What Language Do You Speak?

It is more and more important to think of our mental well-being as well as our physical. That is why I am launching some mental health and self-help articles on top of language learning articles. This article is all about speaking a different language: the language of positivity and optimism.

We live in a time of ever-increasing uncertainty and anxiety levels are on the increase. Adults and children alike are experiencing a sense of bewilderment as they try to balance the many things happening in their personal lives and in a world that is experiencing turmoil and disaster on unprecedented levels.

In such a world, it is easy to slip into a language of negativity, yet it doesn’t need to be this way. We can learn to speak the language of optimism and help those around us to learn it too. When you learn the language of optimism, you are learning to experience life by embracing and acknowledging the things that go right and shrugging your shoulders, and moving on from the things that go wrong.

Teaching this essential skill to our children is extremely important for all parents, teachers and caregivers to understand and appreciate. As we practice recognizing our own achievements and acknowledging them in the home, we are role modelling to our children the importance of doing their best and then having the pleasure of others and ourselves showing appreciation for the things achieved. A pessimistic perspective however would look at the situation surrounding the achievements and focus attention on them, rather than on the people attaining them.

When a child (or an adult) learns to speak with optimism, they are able to take failure and turn it into the potential for growth. Instead of seeing failure pessimistically and dwelling in grief on the cause of the loss, the optimistic person can focus on the failure being a learning curve and will use the opportunity to turn this failure into an opportunity to learn new skills or to develop a new understanding of the way things work.

The optimistic thinker is able to see the problem as a temporary setback, it doesn’t affect their self-worth or self-confidence and they keep trying until they achieve their goals.

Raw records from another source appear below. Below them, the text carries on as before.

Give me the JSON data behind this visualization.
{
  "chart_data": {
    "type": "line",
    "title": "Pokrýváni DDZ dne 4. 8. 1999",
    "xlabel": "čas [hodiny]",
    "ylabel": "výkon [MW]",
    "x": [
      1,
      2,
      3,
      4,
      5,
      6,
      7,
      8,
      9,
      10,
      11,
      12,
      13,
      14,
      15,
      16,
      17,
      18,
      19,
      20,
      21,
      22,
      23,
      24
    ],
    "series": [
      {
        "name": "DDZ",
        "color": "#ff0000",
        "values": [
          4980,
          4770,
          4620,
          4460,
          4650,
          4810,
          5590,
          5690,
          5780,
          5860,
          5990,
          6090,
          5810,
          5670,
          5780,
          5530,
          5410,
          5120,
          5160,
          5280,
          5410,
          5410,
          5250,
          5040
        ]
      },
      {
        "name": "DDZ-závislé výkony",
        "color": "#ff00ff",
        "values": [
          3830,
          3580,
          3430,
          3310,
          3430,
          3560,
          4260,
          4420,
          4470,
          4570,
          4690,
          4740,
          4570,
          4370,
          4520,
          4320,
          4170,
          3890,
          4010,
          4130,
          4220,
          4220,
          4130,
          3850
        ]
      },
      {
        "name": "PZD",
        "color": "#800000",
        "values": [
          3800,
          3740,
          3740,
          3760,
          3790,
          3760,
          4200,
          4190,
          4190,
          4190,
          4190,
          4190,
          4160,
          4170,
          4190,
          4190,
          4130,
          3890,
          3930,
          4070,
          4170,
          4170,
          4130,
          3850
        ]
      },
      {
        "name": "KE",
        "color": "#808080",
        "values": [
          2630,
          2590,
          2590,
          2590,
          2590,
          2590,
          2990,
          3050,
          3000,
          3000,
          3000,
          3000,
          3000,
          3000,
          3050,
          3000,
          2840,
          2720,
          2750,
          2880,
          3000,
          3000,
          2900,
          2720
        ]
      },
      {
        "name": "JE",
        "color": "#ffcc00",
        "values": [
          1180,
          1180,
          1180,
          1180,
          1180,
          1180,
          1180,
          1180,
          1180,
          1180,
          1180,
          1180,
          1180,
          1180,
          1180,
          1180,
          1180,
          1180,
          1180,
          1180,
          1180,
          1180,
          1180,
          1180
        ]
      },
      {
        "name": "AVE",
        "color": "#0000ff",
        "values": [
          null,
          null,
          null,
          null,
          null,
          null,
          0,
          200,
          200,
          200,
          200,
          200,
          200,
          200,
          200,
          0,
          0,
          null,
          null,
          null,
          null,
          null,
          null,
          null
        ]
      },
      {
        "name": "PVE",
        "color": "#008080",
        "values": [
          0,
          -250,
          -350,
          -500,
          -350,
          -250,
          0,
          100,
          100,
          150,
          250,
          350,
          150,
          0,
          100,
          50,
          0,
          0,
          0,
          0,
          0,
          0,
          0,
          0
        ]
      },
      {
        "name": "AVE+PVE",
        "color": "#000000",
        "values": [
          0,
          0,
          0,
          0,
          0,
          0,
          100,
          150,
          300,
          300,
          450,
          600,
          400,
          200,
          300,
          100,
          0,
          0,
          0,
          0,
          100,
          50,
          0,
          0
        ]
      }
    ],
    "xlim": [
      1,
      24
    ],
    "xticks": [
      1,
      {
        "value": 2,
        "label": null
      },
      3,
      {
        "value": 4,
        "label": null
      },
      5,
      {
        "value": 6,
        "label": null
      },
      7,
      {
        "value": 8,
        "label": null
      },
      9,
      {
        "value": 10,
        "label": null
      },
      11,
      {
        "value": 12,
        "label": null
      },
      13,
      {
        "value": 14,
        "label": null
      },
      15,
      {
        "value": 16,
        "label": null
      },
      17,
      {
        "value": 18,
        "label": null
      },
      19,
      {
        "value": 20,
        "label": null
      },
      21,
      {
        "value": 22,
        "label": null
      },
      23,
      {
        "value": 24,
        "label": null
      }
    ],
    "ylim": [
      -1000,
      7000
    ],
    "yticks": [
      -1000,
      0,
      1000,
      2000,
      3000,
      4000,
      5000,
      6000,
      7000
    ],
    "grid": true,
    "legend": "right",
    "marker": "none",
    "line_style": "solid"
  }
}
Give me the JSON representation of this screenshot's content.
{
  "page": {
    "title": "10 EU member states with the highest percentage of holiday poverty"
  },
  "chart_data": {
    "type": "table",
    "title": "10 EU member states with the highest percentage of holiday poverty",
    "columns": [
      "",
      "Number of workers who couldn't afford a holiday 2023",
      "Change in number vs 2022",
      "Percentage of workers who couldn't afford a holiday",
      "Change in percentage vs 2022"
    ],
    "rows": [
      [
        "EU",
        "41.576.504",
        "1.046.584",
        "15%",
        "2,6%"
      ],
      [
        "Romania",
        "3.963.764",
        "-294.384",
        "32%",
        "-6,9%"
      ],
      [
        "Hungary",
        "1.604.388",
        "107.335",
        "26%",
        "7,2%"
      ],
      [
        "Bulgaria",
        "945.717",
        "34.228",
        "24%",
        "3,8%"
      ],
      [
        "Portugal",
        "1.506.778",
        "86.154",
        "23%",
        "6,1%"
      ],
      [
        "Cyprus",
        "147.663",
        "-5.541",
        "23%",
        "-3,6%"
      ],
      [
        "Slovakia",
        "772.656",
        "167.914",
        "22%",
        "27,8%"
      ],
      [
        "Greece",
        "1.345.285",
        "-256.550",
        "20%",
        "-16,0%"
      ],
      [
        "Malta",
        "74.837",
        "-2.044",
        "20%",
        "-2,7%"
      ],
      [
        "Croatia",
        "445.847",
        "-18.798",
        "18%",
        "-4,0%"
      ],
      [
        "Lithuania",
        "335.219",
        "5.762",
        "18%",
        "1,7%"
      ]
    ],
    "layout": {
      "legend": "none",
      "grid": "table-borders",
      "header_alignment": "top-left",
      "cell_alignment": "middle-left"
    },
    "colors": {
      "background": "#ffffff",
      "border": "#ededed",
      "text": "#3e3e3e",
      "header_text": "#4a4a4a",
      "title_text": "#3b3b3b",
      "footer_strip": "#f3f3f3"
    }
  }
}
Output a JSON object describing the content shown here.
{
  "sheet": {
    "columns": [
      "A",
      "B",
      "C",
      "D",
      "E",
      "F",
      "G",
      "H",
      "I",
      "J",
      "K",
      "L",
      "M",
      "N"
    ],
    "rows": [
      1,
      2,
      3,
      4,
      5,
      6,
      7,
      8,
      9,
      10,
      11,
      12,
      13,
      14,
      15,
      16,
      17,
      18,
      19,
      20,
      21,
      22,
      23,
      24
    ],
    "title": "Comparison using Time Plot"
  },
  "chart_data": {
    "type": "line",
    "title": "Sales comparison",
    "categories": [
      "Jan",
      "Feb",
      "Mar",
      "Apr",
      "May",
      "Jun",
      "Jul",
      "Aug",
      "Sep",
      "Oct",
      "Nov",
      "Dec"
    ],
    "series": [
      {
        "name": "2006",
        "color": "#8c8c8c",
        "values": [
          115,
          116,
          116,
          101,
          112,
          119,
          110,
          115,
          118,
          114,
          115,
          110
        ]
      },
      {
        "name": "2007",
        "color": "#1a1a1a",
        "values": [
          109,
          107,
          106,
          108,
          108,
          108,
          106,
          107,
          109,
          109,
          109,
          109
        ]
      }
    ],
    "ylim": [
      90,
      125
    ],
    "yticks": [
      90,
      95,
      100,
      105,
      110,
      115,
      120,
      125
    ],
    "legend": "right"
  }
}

The pessimistic approach would see this problem as more of a permanent problem Over time, as all problems become “bad or big”, the person eventually begins to see them all in a pessimistic way, gradually losing all sense of self-esteem and self-wealth.

Children learn from their parents. They often mimic their parent’s behaviour. As you teach your children to become successful and well-educated, they will display optimism in their own lives. They will learn to see life from the perspective of self-worth and self-esteem and even if this is over-exaggerated, it gives them the hidden courage to say” no” to peer pressure.